During the six years from 1993 through 1998, the number of home purchase loans extended to applicants with incomes less than 80 percent of the median increased 64 percent. During the same period, applicants with incomes equaling or exceeding 120 percent of the median experienced an increase of 45 percent. Applicants with incomes of 80-99 percent and 100-119 percent of the median experienced increases of 42 percent and 37 percent respectively (table 7).
A significant minority of home purchase loan applications in 1998 was for government-backed loans; the majority was for conventional (non-government-backed) loans (table 2). The number of government-backed loans extended to Native Americans increased 34 percent in 1998 compared with 1997. The number of such loans extended to Hispanics increased 9 percent over the same period, while Whites, Blacks, and Asians experienced increases of 5, 3, and 1 percent respectively (table 6).
The number of government-backed home purchase loans extended to applicants in all income categories increased in 1998 from 1997 levels. The number of such loans extended to applicants with incomes of less than 80 percent of their MSA's median increased 9 percent, compared with increases of 4 percent for applicants with incomes of 100-119 percent and 120 percent or more of the median. Applicants whose incomes were 80-99 percent of the median experienced a 3 percent increase (table 6).
The number of conventional loans extended to Hispanics and Native Americans increased 22 and 17 percent, respectively, in 1998 compared with 1997. The number of conventional loans extended to Asians and Whites increased 15 percent over the same period, and the number of such loans extended to Blacks increased 13 percent (table 5).
The number of conventional home purchase loans extended to applicants in all income categories increased in 1998 from 1997 levels. Applicants with incomes less than 80 percent of the MSA median experienced an increase of 25 percent. Applicants with incomes of 80-99 percent and 100-119 percent of the median experienced increases of 20 percent, while applicants whose incomes equaled or exceeded 120 percent of the median experienced an increase of 16 percent (table 5).
Denial rates for conventional home purchase loans in 1998 were 54 percent for Black applicants, 53 percent for Native American applicants, 39 percent for Hispanic applicants, 26 percent for White applicants, and 12 percent for Asian applicants (table 3). These rates were marginally higher than in 1997 for each group except Asians, for whom denial rates fell.
The overall denial rate for conventional loans was 29 percent in 1998. This rate has increased from 17 percent in 1993. Analysis of HMDA data alone is not sufficient, however, to determine whether this and other observed patterns in mortgage lending and denial rates result from market forces, changes in underwriting practices, illegal mortgage discrimination, or differences in mortgage loan growth among states and MSAs.
The disclosure statements underlying the statistics presented above and in the attached tables are available for public inspection at central depositories throughout the nation.
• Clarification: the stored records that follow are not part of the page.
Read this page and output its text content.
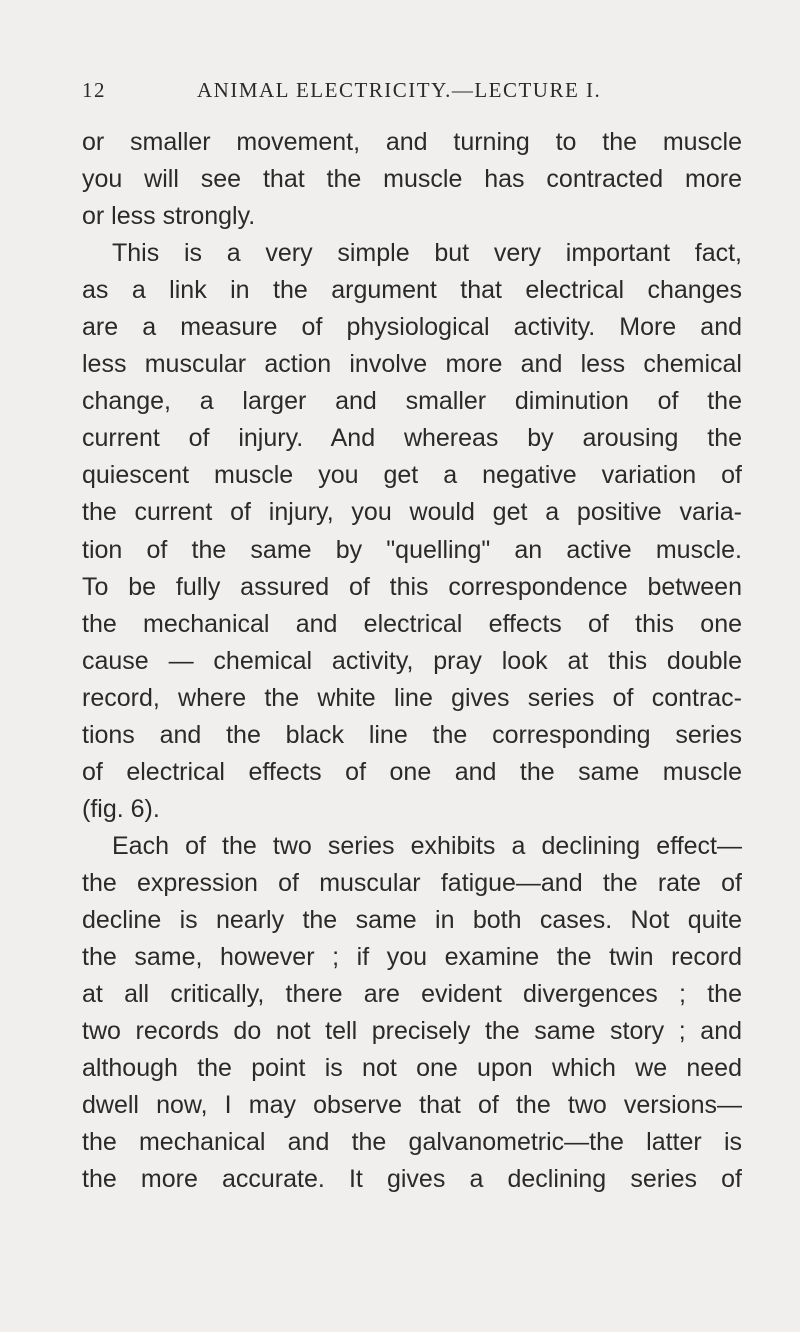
12	ANIMAL ELECTRICITY.—LECTURE I.
or smaller movement, and turning to the muscle
you will see that the muscle has contracted more
or less strongly.
This is a very simple but very important fact,
as a link in the argument that electrical changes
are a measure of physiological activity. More and
less muscular action involve more and less chemical
change, a larger and smaller diminution of the
current of injury. And whereas by arousing the
quiescent muscle you get a negative variation of
the current of injury, you would get a positive varia-
tion of the same by "quelling" an active muscle.
To be fully assured of this correspondence between
the mechanical and electrical effects of this one
cause — chemical activity, pray look at this double
record, where the white line gives series of contrac-
tions and the black line the corresponding series
of electrical effects of one and the same muscle
(fig. 6).
Each of the two series exhibits a declining effect—
the expression of muscular fatigue—and the rate of
decline is nearly the same in both cases. Not quite
the same, however ; if you examine the twin record
at all critically, there are evident divergences ; the
two records do not tell precisely the same story ; and
although the point is not one upon which we need
dwell now, I may observe that of the two versions—
the mechanical and the galvanometric—the latter is
the more accurate. It gives a declining series of
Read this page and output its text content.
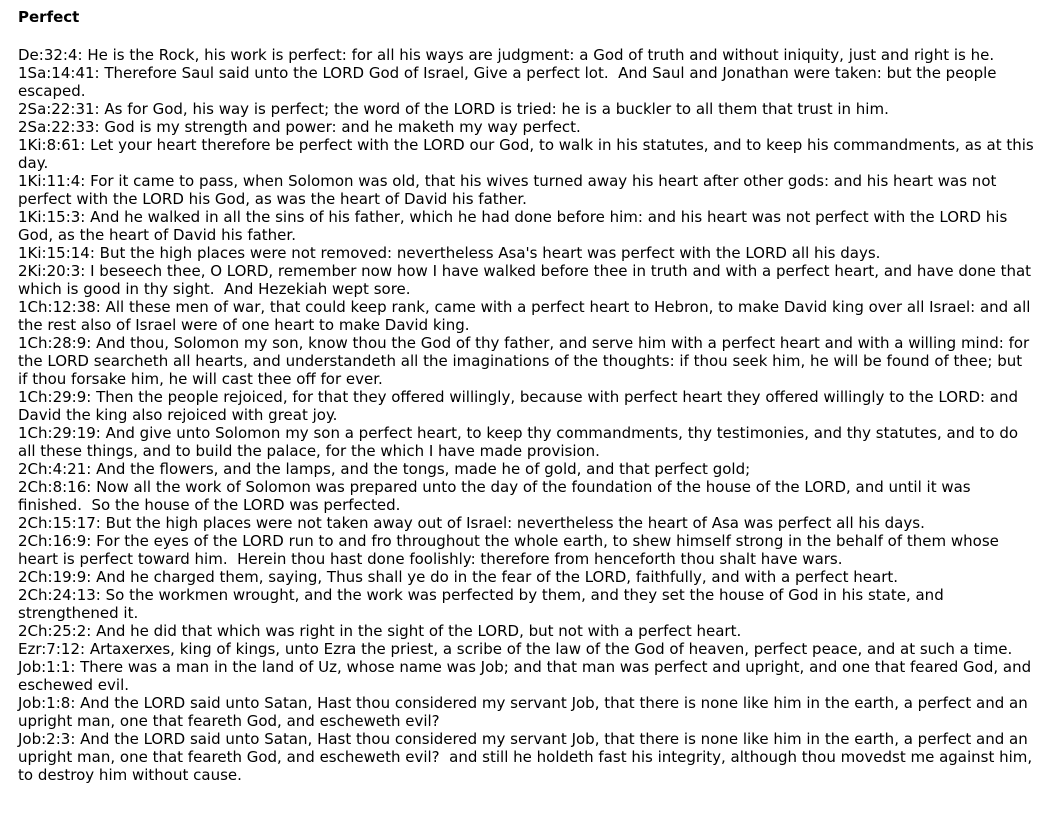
Perfect
De:32:4: He is the Rock, his work is perfect: for all his ways are judgment: a God of truth and without iniquity, just and right is he.
1Sa:14:41: Therefore Saul said unto the LORD God of Israel, Give a perfect lot.  And Saul and Jonathan were taken: but the people escaped.
2Sa:22:31: As for God, his way is perfect; the word of the LORD is tried: he is a buckler to all them that trust in him.
2Sa:22:33: God is my strength and power: and he maketh my way perfect.
1Ki:8:61: Let your heart therefore be perfect with the LORD our God, to walk in his statutes, and to keep his commandments, as at this day.
1Ki:11:4: For it came to pass, when Solomon was old, that his wives turned away his heart after other gods: and his heart was not perfect with the LORD his God, as was the heart of David his father.
1Ki:15:3: And he walked in all the sins of his father, which he had done before him: and his heart was not perfect with the LORD his God, as the heart of David his father.
1Ki:15:14: But the high places were not removed: nevertheless Asa's heart was perfect with the LORD all his days.
2Ki:20:3: I beseech thee, O LORD, remember now how I have walked before thee in truth and with a perfect heart, and have done that which is good in thy sight.  And Hezekiah wept sore.
1Ch:12:38: All these men of war, that could keep rank, came with a perfect heart to Hebron, to make David king over all Israel: and all the rest also of Israel were of one heart to make David king.
1Ch:28:9: And thou, Solomon my son, know thou the God of thy father, and serve him with a perfect heart and with a willing mind: for the LORD searcheth all hearts, and understandeth all the imaginations of the thoughts: if thou seek him, he will be found of thee; but if thou forsake him, he will cast thee off for ever.
1Ch:29:9: Then the people rejoiced, for that they offered willingly, because with perfect heart they offered willingly to the LORD: and David the king also rejoiced with great joy.
1Ch:29:19: And give unto Solomon my son a perfect heart, to keep thy commandments, thy testimonies, and thy statutes, and to do all these things, and to build the palace, for the which I have made provision.
2Ch:4:21: And the flowers, and the lamps, and the tongs, made he of gold, and that perfect gold;
2Ch:8:16: Now all the work of Solomon was prepared unto the day of the foundation of the house of the LORD, and until it was finished.  So the house of the LORD was perfected.
2Ch:15:17: But the high places were not taken away out of Israel: nevertheless the heart of Asa was perfect all his days.
2Ch:16:9: For the eyes of the LORD run to and fro throughout the whole earth, to shew himself strong in the behalf of them whose heart is perfect toward him.  Herein thou hast done foolishly: therefore from henceforth thou shalt have wars.
2Ch:19:9: And he charged them, saying, Thus shall ye do in the fear of the LORD, faithfully, and with a perfect heart.
2Ch:24:13: So the workmen wrought, and the work was perfected by them, and they set the house of God in his state, and strengthened it.
2Ch:25:2: And he did that which was right in the sight of the LORD, but not with a perfect heart.
Ezr:7:12: Artaxerxes, king of kings, unto Ezra the priest, a scribe of the law of the God of heaven, perfect peace, and at such a time.
Job:1:1: There was a man in the land of Uz, whose name was Job; and that man was perfect and upright, and one that feared God, and eschewed evil.
Job:1:8: And the LORD said unto Satan, Hast thou considered my servant Job, that there is none like him in the earth, a perfect and an upright man, one that feareth God, and escheweth evil?
Job:2:3: And the LORD said unto Satan, Hast thou considered my servant Job, that there is none like him in the earth, a perfect and an upright man, one that feareth God, and escheweth evil?  and still he holdeth fast his integrity, although thou movedst me against him, to destroy him without cause.
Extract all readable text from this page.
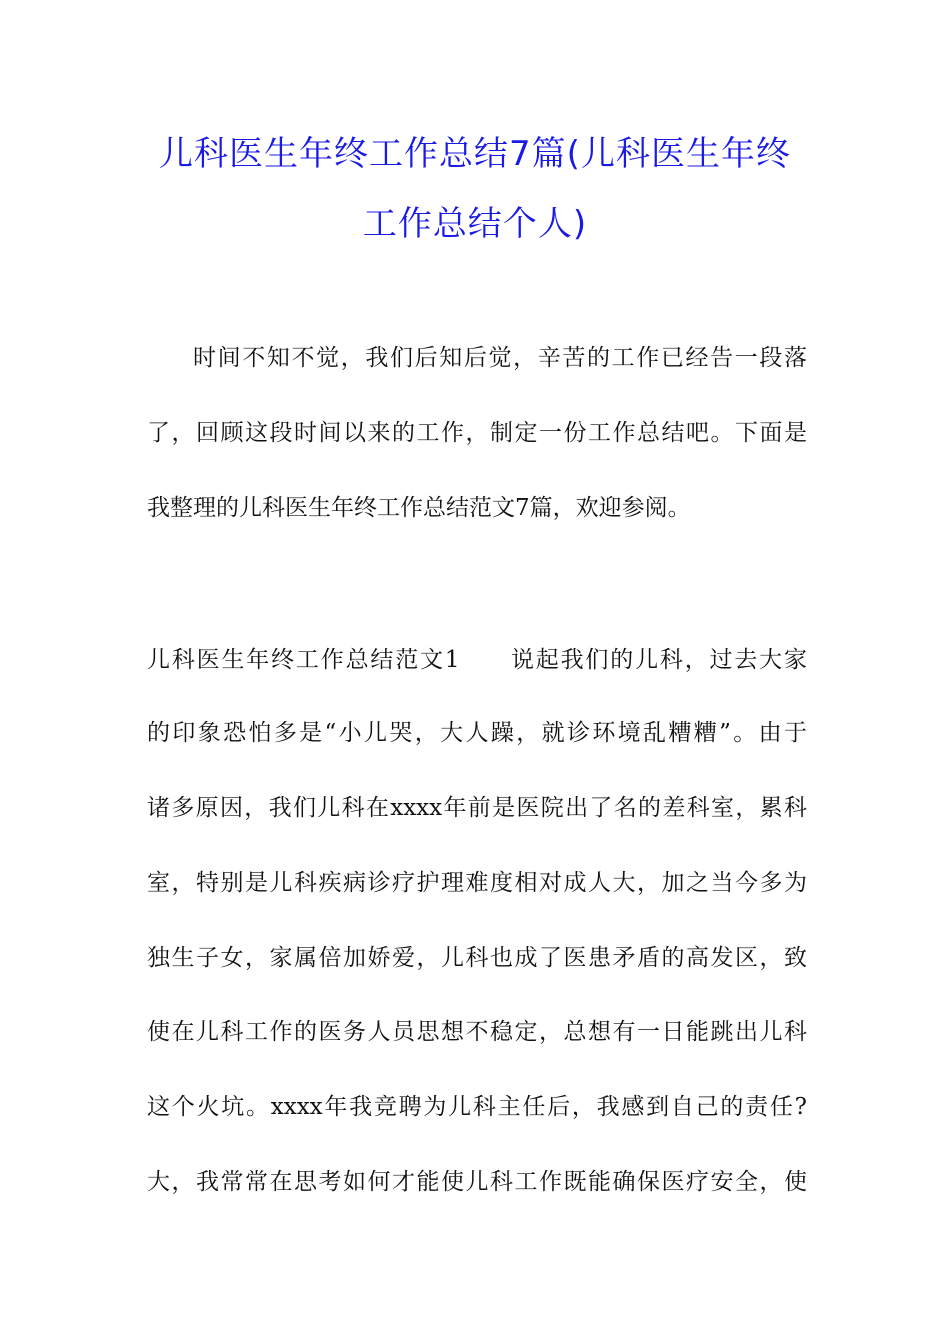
儿科医生年终工作总结7篇(儿科医生年终
工作总结个人)
时间不知不觉，我们后知后觉，辛苦的工作已经告一段落
了，回顾这段时间以来的工作，制定一份工作总结吧。下面是
我整理的儿科医生年终工作总结范文7篇，欢迎参阅。
儿科医生年终工作总结范文1　　说起我们的儿科，过去大家
的印象恐怕多是“小儿哭，大人躁，就诊环境乱糟糟”。由于
诸多原因，我们儿科在xxxx年前是医院出了名的差科室，累科
室，特别是儿科疾病诊疗护理难度相对成人大，加之当今多为
独生子女，家属倍加娇爱，儿科也成了医患矛盾的高发区，致
使在儿科工作的医务人员思想不稳定，总想有一日能跳出儿科
这个火坑。xxxx年我竞聘为儿科主任后，我感到自己的责任?
大，我常常在思考如何才能使儿科工作既能确保医疗安全，使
The disclosures include individual financial institutions' disclosure statements and aggregate data for each MSA. (The location of the central depository for an MSA can be obtained by calling the FFIEC at 202/634-6526 or by visiting the FFIEC Web site (www.ffiec.gov) at this page: www.ffiec.gov/hmda/centdep/main.cfm.) In addition to the disclosures available at central depositories, HMDA data are available from three other sources: at offices of lenders subject to HMDA, directly from the FFIEC in Washington, D.C., and at the FFIEC Web site at http://www.ffiec.gov.
The FFIEC makes HMDA data available in various formats, including paper, magnetic tape, CD-ROM, and at the FFIEC Web site. Tables showing the nationwide aggregates and key demographic information for MSAs can be obtained in paper form. The data for all individual loans and applications, submitted by the reporting institutions, are available on CD-ROM and magnetic tape. An order form, with descriptions of the various reports and formats available, is attached to this release.
The HMDA reports contain data about loan originations, loan purchases, and applications that did not result in a loan; and they give information about three characteristics of applicants or borrowers: race or national origin, sex, and annual income. For most loans relating to property located in MSAs, as well as some loans relating to property located outside MSAs, the reports identify the geographic location, usually by census tract.
The HMDA data also include information on loans that are sold, showing the type of purchaser of the loan. Among other things, this information is used by HUD in assessing the performance of Fannie Mae and Freddie Mac in meeting their legislatively mandated affordable housing goals.
The FFIEC also provides data on mortgage insurance applications. Data from the nation's eight private mortgage insurance (PMI) companies were compiled under the auspices of the Mortgage Insurance Companies of America, and are available at individual PMI companies, at the central depositories in each MSA, and from the FFIEC.